US President Barack Obama took his first overseas trip since winning re-election. This was perhaps the last visit by outgoing Chinese Premier Wen Jiao-Bao. Over the last two years, the Obama administration has made a concerted "pivot" to the region, whereas Beijing has seen alarm raised with neighbours over territorial disputes.
Obama did well. In 2009, he was assailed in the American press for being too soft here. This time he pushed and persuaded on both economics and politics.
In Bangkok, the president reminded Thailand of its long-standing US alliance and prodded the country towards entering the US-led Trans-Pacific partnership (TPP) for closer economic links. In Myanmar, Obama - the first US president to visit the country - met reformist president Thein Sein, and called the country "Myanmar".
He then embraced - quite literally and heartily - iconic opposition leader Aung San Suu Kyi and called the country "Burma". The sensitive human rights question about problems in Rakhine State was raised, as was expected, given the criticism that a presidential visit was premature.
Add this to strengthened ties with Indonesia, Singapore, Vietnam and the Philippines, and the Obama administration's two terms will be noted for re-engaging Asean. Credit goes to Secretary of State Hillary Clinton, who has been especially proactive in paving the way for the president.
But another factor has been China. Concerns about Beijing's ambitions have made other Asians much more receptive to American attention. It doesn't help that Beijing stands accused of influencing Cambodia as the Asean chair, so the group's July ministerial meeting floundered. This summit too showed signs of disunity when Cambodia's draft statement led several leaders to reiterate their positions and insist on re-wording the text to salvage the situation.
Amid this, President Obama did not need to stoke anxieties about China. He had instead the luxury of urging all sides to show restraint. When Asians can't get along with each other, the position of the US is reinforced.
Intra-Asian differences will continue. The Philippines - most vocal against Chinese maritime claims - has called for a meeting with other Asean claimants Vietnam, Malaysia and Brunei. China is pointedly excluded.

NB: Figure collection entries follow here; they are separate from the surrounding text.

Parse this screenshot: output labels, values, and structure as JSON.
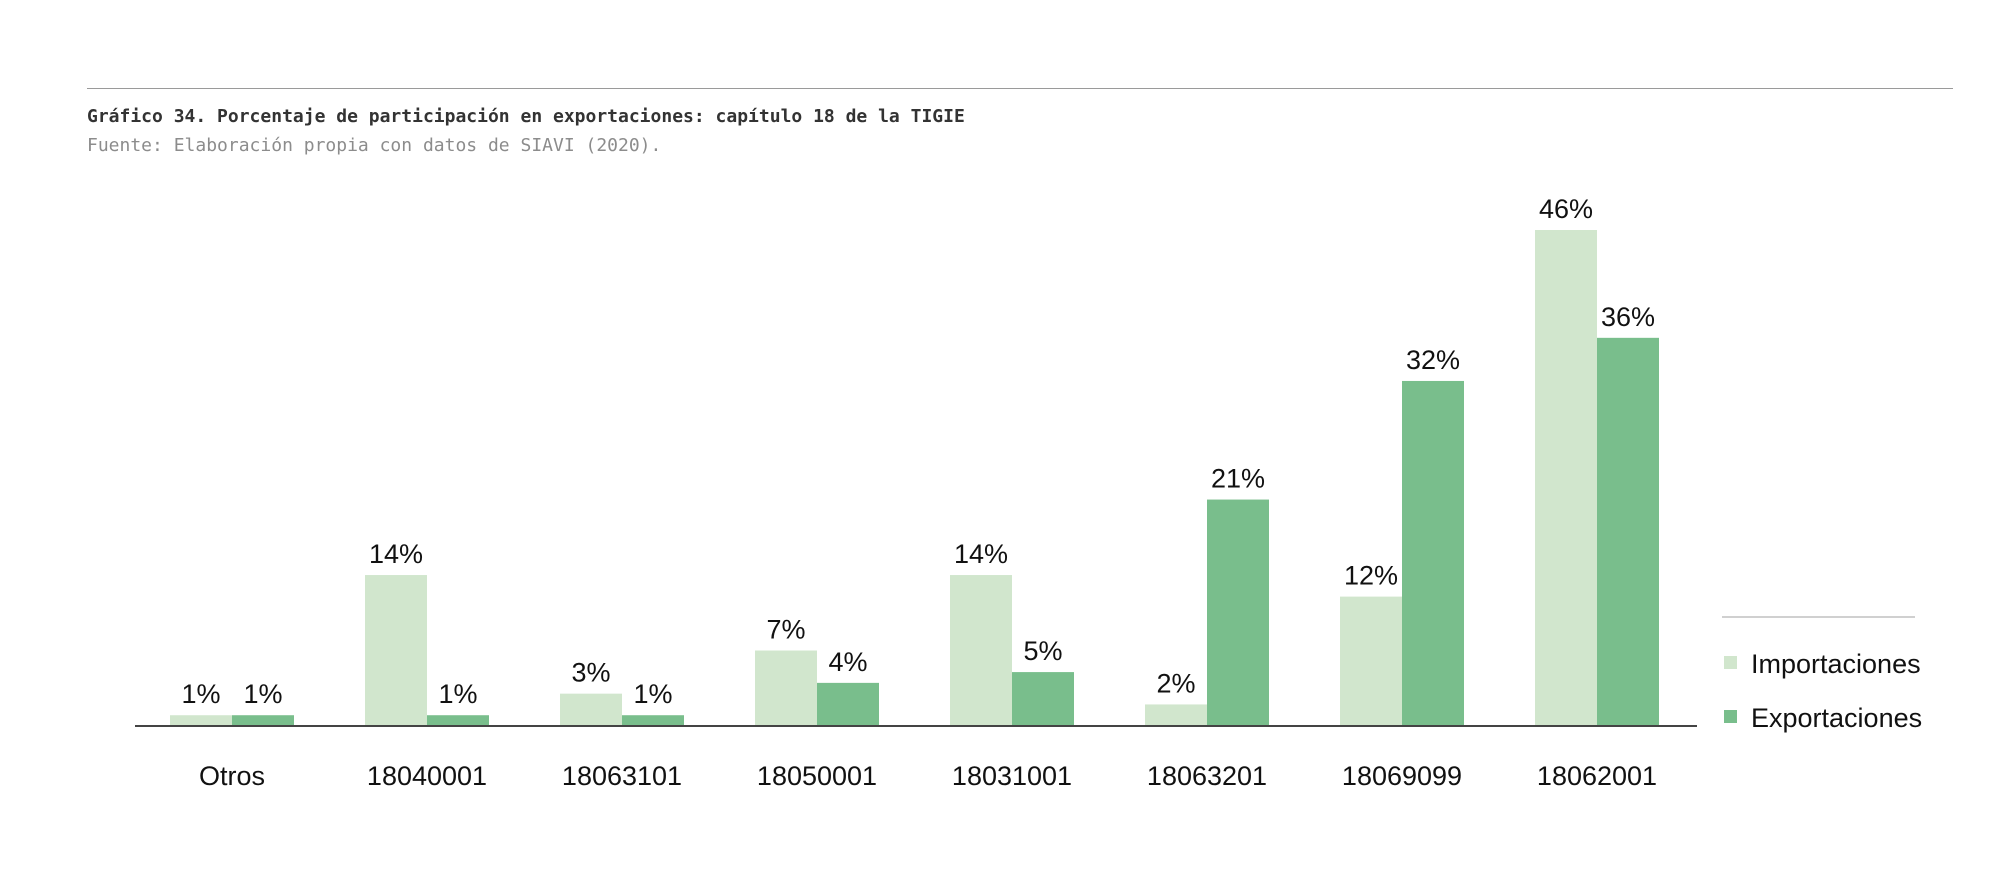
{
  "header": {
    "title": "Gráfico 34. Porcentaje de participación en exportaciones: capítulo 18 de la TIGIE",
    "source": "Fuente: Elaboración propia con datos de SIAVI (2020)."
  },
  "colors": {
    "importaciones": "#d1e6cd",
    "exportaciones": "#79be8c",
    "axis": "#444444",
    "rule": "#9a9a9a"
  },
  "chart_data": {
    "type": "bar",
    "categories": [
      "Otros",
      "18040001",
      "18063101",
      "18050001",
      "18031001",
      "18063201",
      "18069099",
      "18062001"
    ],
    "series": [
      {
        "name": "Importaciones",
        "values": [
          1,
          14,
          3,
          7,
          14,
          2,
          12,
          46
        ],
        "labels": [
          "1%",
          "14%",
          "3%",
          "7%",
          "14%",
          "2%",
          "12%",
          "46%"
        ]
      },
      {
        "name": "Exportaciones",
        "values": [
          1,
          1,
          1,
          4,
          5,
          21,
          32,
          36
        ],
        "labels": [
          "1%",
          "1%",
          "1%",
          "4%",
          "5%",
          "21%",
          "32%",
          "36%"
        ]
      }
    ],
    "ylim": [
      0,
      46
    ],
    "grid": false,
    "legend": "right"
  }
}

How Chinese leaders now respond can potentially shape relations with the region as a whole. So far China has punished the Philippines by cutting off tourist visits, bought overpriced rice from Thailand, asserted influence over Cambodia and provoked an Asean schism. These cannot be Beijing's mainstays.
China has always said it supports Asean centrality, and its response needs instead to be broader and forward looking. After all, China's economy continues to grow while Washington stands at the edge of a financial cliff.
So while Asians welcomed President Obama, questions linger over the American wherewithal to remain engaged and grow alongside Asia. China should put trade and investment at the front and centre in its engagement with the rest of Asia - and not territorial disputes.
Accordingly, China would do well to give attention to something else that was launched at the summit. This is the Regional Comprehensive Economic Partnership (RCEP), to link Asia with China and India, with Asean as the hub. Others, like Australia, are also in the frame. Despite Obama's charisma, the US is not within this economic group, and instead champions the TPP.
The RCEP sets the stage for a new stage in Asian regionalism, centered on economics. If it can make the agreed deadline of 2015, this wider effort would support Asean's own target for community integration. The RCEP is still at a preliminary stage and there are many obstacles ahead. But if it can progress, the RCEP can provide many avenues to broaden the agenda and create more positive perceptions about China's role in Asia. Beijing should do all it can to help Asean move forward with this.
Simon Tay is chairman of the Singapore Institute of International Affairs and teaches international law at the National University of Singapore Faculty of Law. He is the author of Asia Alone: The Dangerous Post Crisis Divide from America.